Lembaga Penyelidikan Ekonomi dan Masyarakat Fakultas Ekonomi dan Bisnis Universitas Indonesia (LPEM FEB UI) baru-baru ini merilis temuan penting mengenai tren penggunaan uang fisik. Riset ini secara spesifik menyoroti pergeseran paradigma dalam cara masyarakat melakukan pembayaran.

Temuan riset LPEM FEB UI tersebut mengindikasikan adanya penyusutan porsi uang tunai yang beredar dalam ekosistem ekonomi.
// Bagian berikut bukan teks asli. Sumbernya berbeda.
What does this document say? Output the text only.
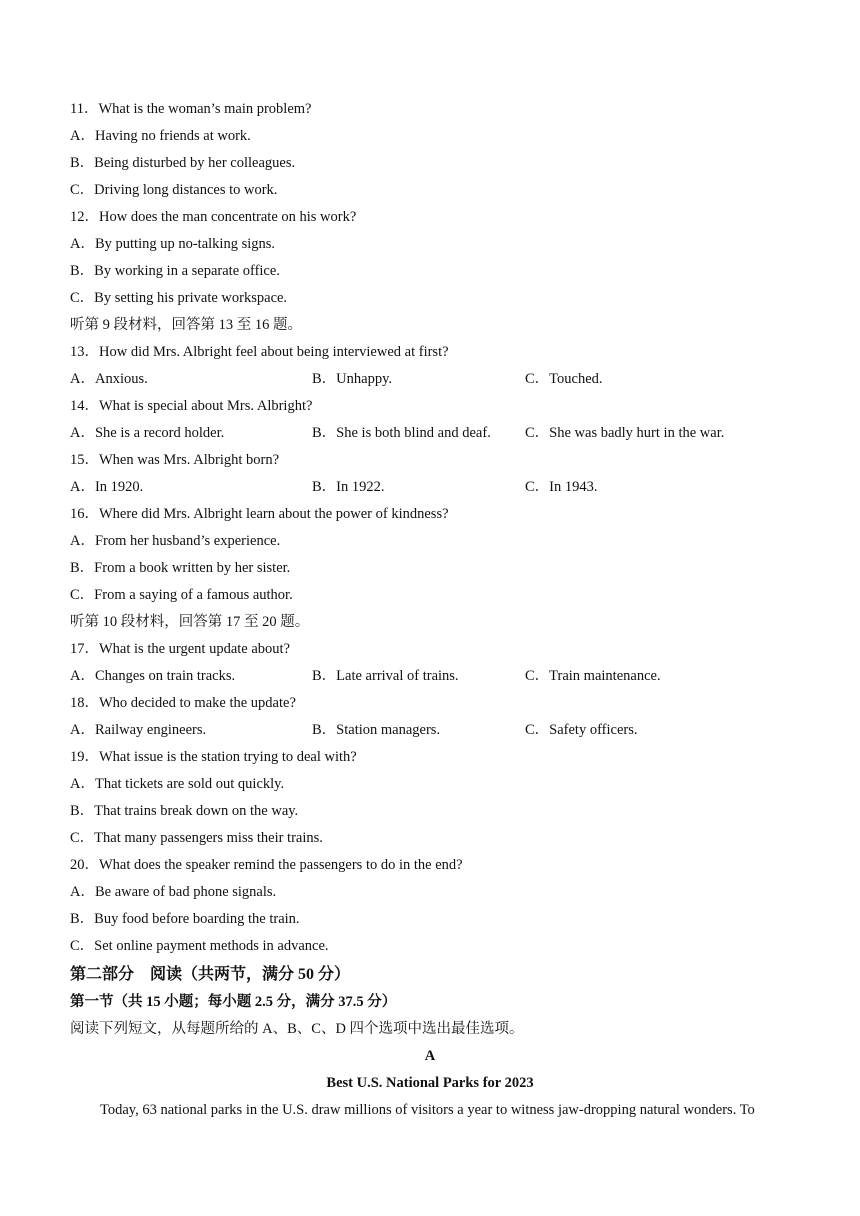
11．What is the woman’s main problem?
A．Having no friends at work.
B．Being disturbed by her colleagues.
C．Driving long distances to work.
12．How does the man concentrate on his work?
A．By putting up no-talking signs.
B．By working in a separate office.
C．By setting his private workspace.
听第 9 段材料，回答第 13 至 16 题。
13．How did Mrs. Albright feel about being interviewed at first?
A．Anxious.	B．Unhappy.	C．Touched.
14．What is special about Mrs. Albright?
A．She is a record holder.	B．She is both blind and deaf. C．She was badly hurt in the war.
15．When was Mrs. Albright born?
A．In 1920.	B．In 1922.	C．In 1943.
16．Where did Mrs. Albright learn about the power of kindness?
A．From her husband’s experience.
B．From a book written by her sister.
C．From a saying of a famous author.
听第 10 段材料，回答第 17 至 20 题。
17．What is the urgent update about?
A．Changes on train tracks.	B．Late arrival of trains.	C．Train maintenance.
18．Who decided to make the update?
A．Railway engineers.	B．Station managers.	C．Safety officers.
19．What issue is the station trying to deal with?
A．That tickets are sold out quickly.
B．That trains break down on the way.
C．That many passengers miss their trains.
20．What does the speaker remind the passengers to do in the end?
A．Be aware of bad phone signals.
B．Buy food before boarding the train.
C．Set online payment methods in advance.
第二部分　阅读（共两节，满分 50 分）
第一节（共 15 小题；每小题 2.5 分，满分 37.5 分）
阅读下列短文，从每题所给的 A、B、C、D 四个选项中选出最佳选项。
A
Best U.S. National Parks for 2023
Today, 63 national parks in the U.S. draw millions of visitors a year to witness jaw-dropping natural wonders. To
Penurunan ini tidak hanya terjadi di Indonesia, tetapi juga terlihat di berbagai negara lainnya di dunia.

Dilansir dari TREN.BISNISMARKET.COM, penyusutan ini sangat erat kaitannya dengan kemajuan pesat dalam sistem pembayaran digital. Inovasi teknologi keuangan telah menyediakan alternatif yang lebih praktis dan efisien dibandingkan uang tunai.

Secara spesifik, riset tersebut menyoroti bahwa tren penurunan penggunaan uang tunai ini tampak jelas terjadi di negara-negara yang sedang mengalami perkembangan ekonomi. Negara berkembang menjadi salah satu area dengan perubahan perilaku transaksi yang signifikan.

Hal ini menunjukkan bahwa meskipun uang tunai masih memegang peranan penting, kehadirannya mulai terkikis oleh kemudahan yang ditawarkan oleh instrumen pembayaran non-tunai. Perubahan ini menjadi indikator penting bagi otoritas moneter dan perbankan ke depan.

Riset dari LPEM FEB UI tersebut secara eksplisit menunjukkan bahwa "porsi uang tunai yang beredar di berbagai negara cenderung menyusut seiring kemajuan sistem pembayaran digital, khususnya di negara-negara berkembang," sebagaimana disampaikan oleh institusi tersebut.

Pergeseran ini menjadi sebuah studi kasus menarik mengenai bagaimana inovasi teknologi mampu mendisrupsi kebiasaan masyarakat yang telah berlangsung lama dalam urusan transaksi keuangan.